When you think of going to the dentist, are you filled with deep fear? Do you feel impossible to make an appointment? Are you scared and too emotional during a tooth visit? If you answer yes for all these questions, you are not alone. As many as 20% of the general population in industrialized countries report several levels of dental anxiety, irrational fears that lead to avoidance seeking dental care where exposure to the dentist gives rise to direct anxiety responses and often.

Dental anxiety is not a joke. As general phobias, this condition can create a large amount of distress and can even have an impact on other aspects of your life. Obviously, without the right dental care, your oral health may be at risk, but teeth also tends to spend a non-proportional amount of time both thinking about their oral health or trying not to think about it. So what caused the tooth phobia? In fact, there are various factors that contribute to this common fear.
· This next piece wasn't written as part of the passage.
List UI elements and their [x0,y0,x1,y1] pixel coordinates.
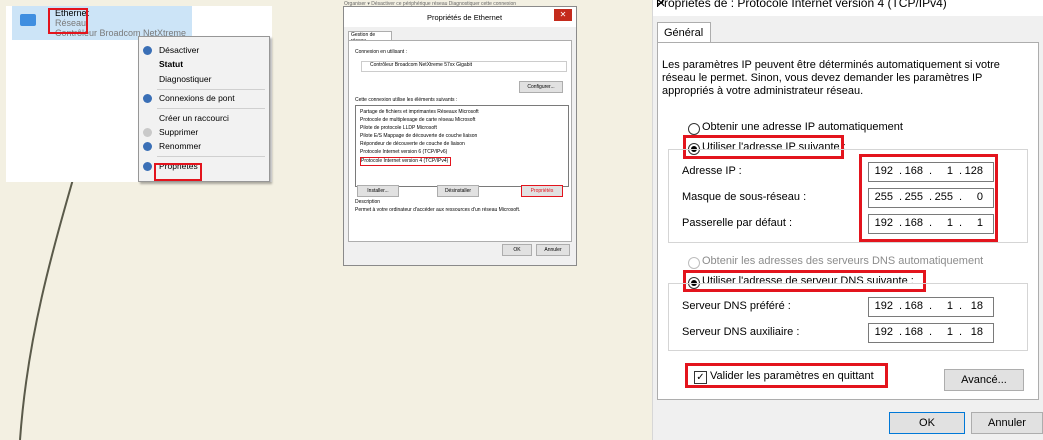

Understandably, some people experience anxiety because of the experience of pain, choking, or other negative responses in previous dental visits. Fear of a needle, worries about embarrassing yourself in front of the dentist, and even the sound made by dental equipment can contribute to anxiety. However, regardless of the root causes of your teeth fear, there is a solution.

Beating gear anxiety can involve psychological, technical, or medical care. When trying to conquer your fear, it’s always important to involve your dentist in the process. The environmental nature and communication of tooth between you and your professional dental is the right place to start extinguishing your worries. Sometimes patients respond well to make the gear environment more comfortable by removing unnecessary equipment from the room, minimizing background noise, and providing disturbances such as TV or music. Most importantly, you must be sure to communicate with your dentist about feelings and problems that trigger anxiety.

More specifically, psychological techniques such as desensitization and other behavior management techniques can be very helpful. Short preliminary visits where your dentist introduces tools and techniques in stages can help some patients overcome their teeth anxiety. In addition, sedation can be a very effective technique for a very worried. When changes in the environment, communication, and psychological techniques are ineffective, sedation helps patients relax; And intravenous sedation can be very useful so that patients are truly below and can receive more time-consuming care and difficult.

Finally, the progress of dental technology can be used to put patients calmly. Drill and other handheld dental devices are calmer than the old ones, and some of these tools even give control patients to stop drill or hand pieces every time their anxiety starts out of control. In addition, as a forward dental procedure, they become less invasive make them more acceptable by individuals with teeth anxiety.